OVAR-BPnet:一种用于无袖带血压测量的通用脉搏波深度学习方法。
OVAR-BPnet: A General Pulse Wave Deep Learning Approach for Cuffless Blood Pressure Measurement.
作者信息
Cen Yuhui, Luo Jingchun, Wang Hongbo, Chen Li, Zhu Xing, Guo Shijie, Luo Jingjing
出版信息
IEEE J Biomed Health Inform. 2024 Oct;28(10):5829-5841. doi: 10.1109/JBHI.2024.3423461. Epub 2024 Oct 3.

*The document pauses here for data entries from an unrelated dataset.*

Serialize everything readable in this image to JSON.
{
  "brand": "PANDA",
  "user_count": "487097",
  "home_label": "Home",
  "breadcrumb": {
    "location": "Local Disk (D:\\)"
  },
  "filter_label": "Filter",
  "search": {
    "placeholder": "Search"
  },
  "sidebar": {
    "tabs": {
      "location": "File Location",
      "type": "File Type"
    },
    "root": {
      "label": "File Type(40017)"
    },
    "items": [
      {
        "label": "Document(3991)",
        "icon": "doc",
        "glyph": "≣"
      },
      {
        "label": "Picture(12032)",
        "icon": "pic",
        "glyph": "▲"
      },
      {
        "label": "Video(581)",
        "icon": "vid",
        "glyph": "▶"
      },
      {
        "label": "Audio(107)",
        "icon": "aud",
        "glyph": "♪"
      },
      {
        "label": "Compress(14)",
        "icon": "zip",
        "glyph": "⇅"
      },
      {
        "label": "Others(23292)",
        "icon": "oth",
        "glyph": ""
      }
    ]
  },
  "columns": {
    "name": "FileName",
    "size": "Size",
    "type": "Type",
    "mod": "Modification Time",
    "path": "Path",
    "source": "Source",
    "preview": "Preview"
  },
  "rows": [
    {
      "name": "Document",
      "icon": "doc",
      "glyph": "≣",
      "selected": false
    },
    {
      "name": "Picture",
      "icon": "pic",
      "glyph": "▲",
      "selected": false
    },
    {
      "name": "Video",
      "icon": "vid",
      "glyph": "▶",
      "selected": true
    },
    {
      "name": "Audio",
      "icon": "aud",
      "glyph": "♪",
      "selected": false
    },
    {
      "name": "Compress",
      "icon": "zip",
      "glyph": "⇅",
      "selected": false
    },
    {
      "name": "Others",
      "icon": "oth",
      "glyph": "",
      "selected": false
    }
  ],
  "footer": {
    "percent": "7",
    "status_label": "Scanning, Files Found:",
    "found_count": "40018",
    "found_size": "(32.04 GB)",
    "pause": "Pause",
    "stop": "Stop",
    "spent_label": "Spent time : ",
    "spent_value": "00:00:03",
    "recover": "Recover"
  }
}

Pulse wave analysis, a non-invasive and cuff-less approach, holds promise for blood pressure (BP) measurement in precision medicine. In recent years, pulse wave learning for BP estimation has undergone extensive scrutiny. However, prevailing methods still encounter challenges in grasping comprehensive features from pulse waves and generalizing these insights for precise BP estimation. In this study, we propose a general pulse wave deep learning (PWDL) approach for BP estimation, introduc-ing the OVAR-BPnet model to powerfully capture intricate pulse wave features and showcasing its effectiveness on multiple types of pulse waves. The approach involves constructing population pulse waves and employing a model comprising an omni-scale convolution subnet, a Vision Transformer subnet, and a multilayer perceptron subnet. This design enables the learning of both single-period and multi-period waveform features from multiple subjects. Additionally, the approach employs a data augmentation strategy to enhance the morphological features of pulse waves and devise a label sequence regularization strategy to strengthen the intrinsic relationship of the subnets' output. Notably, this is the first study to validate the performance of the deep learning approach of BP estimation on three types of pulse waves: photoplethysmography, forehead imaging photoplethysmography, and radial artery pulse pressure waveform. Experiments show that the OVAR-BPnet model has achieved advanced levels in both evaluation indicators and international evaluation criteria, demonstrating its excellent competitiveness and generalizability. The PWDL approach has the potential for widespread application in convenient and continuous BP monitoring systems.
脉搏波分析是一种非侵入性、无袖带的方法,有望应用于精准医学中的血压(BP)测量。近年来,脉搏波学习在血压估计方面受到了广泛关注。然而,现有的方法在从脉搏波中捕捉全面特征并将这些见解推广到精确的血压估计方面仍然存在挑战。在本研究中,我们提出了一种通用的脉搏波深度学习(PWDL)方法来进行 BP 估计,引入了 OVAR-BPnet 模型,以强大的方式捕捉复杂的脉搏波特征,并展示了其在多种类型的脉搏波上的有效性。该方法涉及构建人群脉搏波,并采用包含全尺度卷积子网、视觉转换器子网和多层感知器子网的模型。这种设计使得从多个主体学习单周期和多周期波形特征成为可能。此外,该方法采用数据增强策略来增强脉搏波的形态特征,并设计标签序列正则化策略来增强子网输出的内在关系。值得注意的是,这是首次在三种类型的脉搏波(光电容积脉搏波、额成像光电容积脉搏波和桡动脉脉搏压波形)上验证 BP 估计的深度学习方法性能的研究。实验表明,OVAR-BPnet 模型在评估指标和国际评估标准方面都达到了先进水平,显示出其卓越的竞争力和通用性。PWDL 方法有可能广泛应用于方便和连续的 BP 监测系统中。